By Published On: August 12, 2020Categories: NEWS
MOIS Agent

The Iranian regime continues to gather intelligence inside Albania. Its determination stems from its fear and hatred of the MEK.

In January 2020, the Albanian government expelled Iranian regime diplomats Ali Arzpeyma Nemati and Ahmad Hosseini Alast and declared them “persona non grata.” On January 15, Albania’s Ministry for European and Foreign Affairs released a statement clarifying that the pair had been expelled for “conducting activities that go against their status and against the principles of the Vienna Convention for Diplomatic Relations,” phrasing that is commonly used in instances of espionage.

This was not the first time that the Albanian government has been forced to take action against Iranian regime agents. Albania earlier expelled two other Iranian regime diplomats in 2018 for their connection to an attempted bombing of a Nowruz celebration held by MEK members living in Albania.

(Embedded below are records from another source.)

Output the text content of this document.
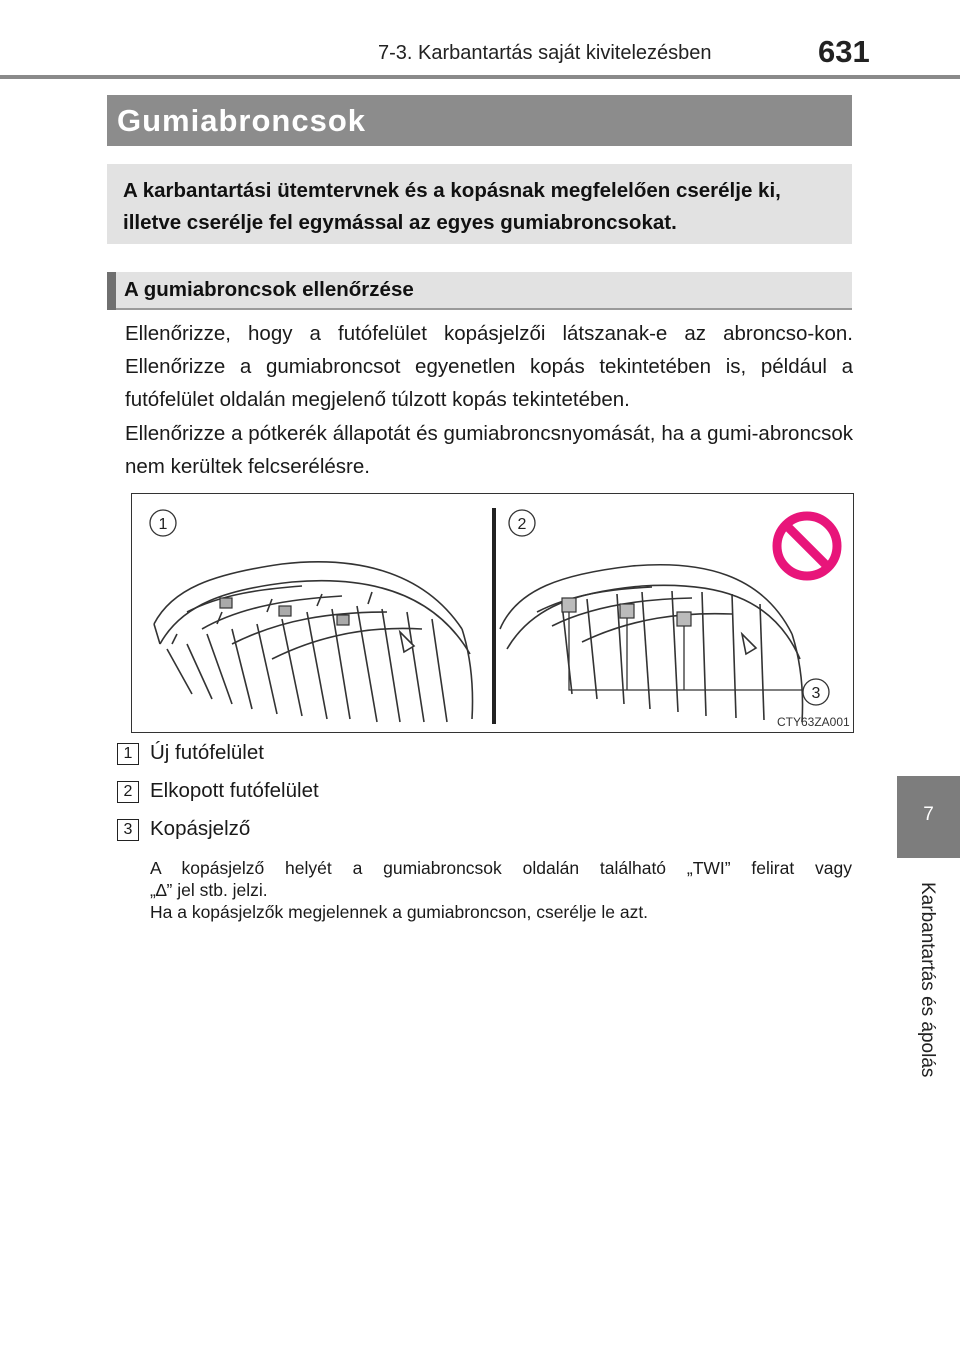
7-3. Karbantartás saját kivitelezésben	631
7
Karbantartás és ápolás
Gumiabroncsok

A karbantartási ütemtervnek és a kopásnak megfelelően cserélje ki, illetve cserélje fel egymással az egyes gumiabroncsokat.

A gumiabroncsok ellenőrzése

Ellenőrizze, hogy a futófelület kopásjelzői látszanak-e az abroncso-kon. Ellenőrizze a gumiabroncsot egyenetlen kopás tekintetében is, például a futófelület oldalán megjelenő túlzott kopás tekintetében.

Ellenőrizze a pótkerék állapotát és gumiabroncsnyomását, ha a gumi-abroncsok nem kerültek felcserélésre.

1	2
3
CTY63ZA001
1 Új futófelület
2 Elkopott futófelület
3 Kopásjelző
A kopásjelző helyét a gumiabroncsok oldalán található „TWI” felirat vagy
„∆” jel stb. jelzi.
Ha a kopásjelzők megjelennek a gumiabroncson, cserélje le azt.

After the most recent expulsions, the Albanian government has taken decisive action to limit the Iranian regime’s ability to conduct intelligence activities directly. Albania closed a “college and cultural center” that was headed by one of the expelled diplomats after his expulsion, noting that these cultural centers are thinly-veiled training centers for fundamentalism and the exportation of terrorism. Albania has also sought to monitor the regime’s embassy with greater vigilance in order to close off direct means of terrorist planning or espionage.

Despite these measures, the Iranian regime continues to gather intelligence inside Albania. Its determination stems from its fear and hatred of the MEK. Since the MEK relocated its headquarters to Albania in 2016, the Iranian regime has gone to great lengths to destroy the organization. Regime diplomats have been directly connected with attempted bombings of MEK events in Albania and France, and a high-ranking regime diplomat currently awaits trial in Belgium for masterminding the foiled bombing of the 2018 Free Iran gathering.

Secondary Espionage

The expulsion of regime diplomats and the greater awareness of Tehran’s role in targeting the MEK has led the regime to rely on a secondary level of espionage that generally is reserved for its demonization campaigns. The regime has long used the Ministry of Intelligence and Security (MOIS) agents to recruit former MEK members through threats to their families in Iran.

Two of these agents—London-based Massoud Khodabandeh and his wife, Anne Singleton—are in daily contact with a number of MOIS agents in Albania, including Gjergji Thanasi and Olsi Jazexhi, who in turn are in direct contact with MEK defectors recruited by the MOIS, including Hassan Heyrani. Heyrani owns a café in the Fresco area of ​​Tirana where the agents plan their activities. He also finances their operations.

The MOIS is using Heyrani and Gholamreza Shekari to organize its local operatives in Albania. The MOIS agent Ehsan Bidi was working with the group until he was exposed as an agent by the National Council of Resistance of Iran’s (NCRI) Security and Counterterrorism Committee and placed under house arrest by Albanian authorities in August 2019. Bidi traveled to Albania in 2013 on a passport issued by MOIS/VEVAK. He claimed to be a refugee but had a passport valid for five years, which negated his claim. Bidi has received money and resources from regime agents during his time under house arrest.

The MOIS pays its Albanian operatives by depositing funds into intermediaries’ accounts in Albania. The recipients then cash out the payments and deliver it to

Heyrani and Shekari, who distribute it to the other operatives. Occasionally MOIS agents will send money from inside Iran as well. Gholamreza Shekari’s sister,

Maria Shekari, is an intelligence affiliate in Kermanshah. She transferred money to her brother’s account in Albania several times, and he distributed the funds among his peers.

A Call from the NCRI

The NCRI’s Security and Counterterrorism Committee urges the European Union to prosecute and expel all regime intelligence and Islamic Revolutionary Guards Corps (IRGC) agents from Europe and to implement the April 29, 1997 decision of the Council of Ministers of the European Union.